On the evening of June 10, 2005, the volunteers from the Hasbrouck Heights Fire Department, Wood-Ridge Fire Department and Garfield Ladder Company 4 participated in search and rescue training at the Passaic County smokehouse in Wayne, NJ.
This three-story concrete building is designed to take firefighters to the edge of endurance.
Before the training, firefighters were given a tour of the building. Command was established and an orientation to include safety issues and training goals was presented.
For starters, it was a 90 degree evening. Adding 60 pounds of turnout gear, the "Scott Pack," and tools -- including thermal imaging cameras --test the mettle.
A roaring fire was lit in the basement. The windows were sealed to contain the smoke and especially the heat. The inside walls were configured and modified each "evolution" to provide realistic obstacles.

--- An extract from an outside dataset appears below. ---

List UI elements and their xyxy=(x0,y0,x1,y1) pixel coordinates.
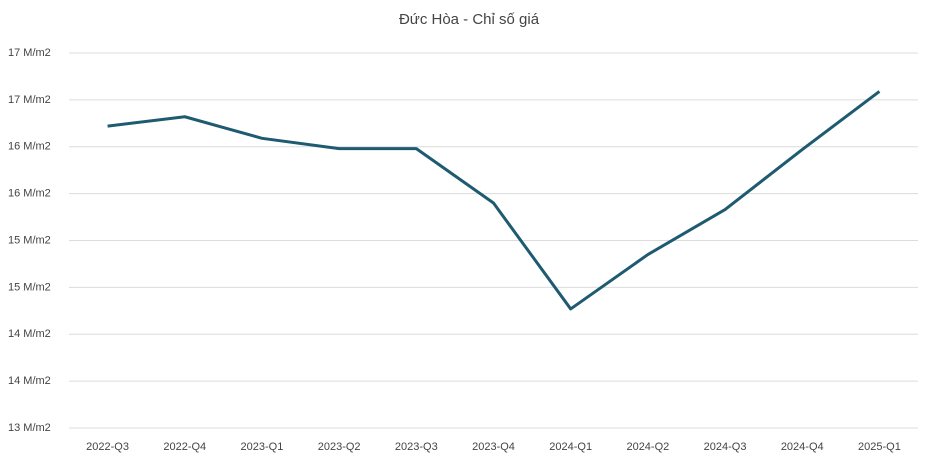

A "victim" constructed of old fire hose is hidden inside by the instructors. Search and rescue teams then go into the darkened, smoke-filled building.
Firefighters from different departments collaborated into search and rescue teams using classic techniques. Several teams would operate simultaneously.
What makes these exercises especially grueling is the heat. With a sealed environment, the building gets hotter and hotter to where the seat of the fire in the basement is actually the coolest spot.
Although this was search and rescue training, hose teams would get into position to attack the seat of the fire -- but would not put the fire out. Combustible material was added to keep it roaring and to build the heat to the extreme.
Towards the end of the evening the third floor became unreachable -- thus each firefighter tested their personal threshold.
During the final "evolution," it was so hot that firefighters could only last inside for a few minutes before the heat overtook them.
Under their protective equipment, they would sweat and the heat was extreme enough to create steam (approximately 120oF) inside their gear. The gear fasteners became so hot that the firefighters could not release them with bare skin and required assistance in taking off the equipment.
Shower heads were installed on HHFD Engine 2 to cool down the men, other department members provided cold drinking water and EMS checked blood pressures, vital signs, etc.
If it were any hotter, they would not be allowed inside the building, and if they were inside, they would receive the evacuation order.
(The exception would be if firefighters were trapped inside and gave "Mayday," all radio traffic would go quiet to help locate them and a special team would attempt a rescue.)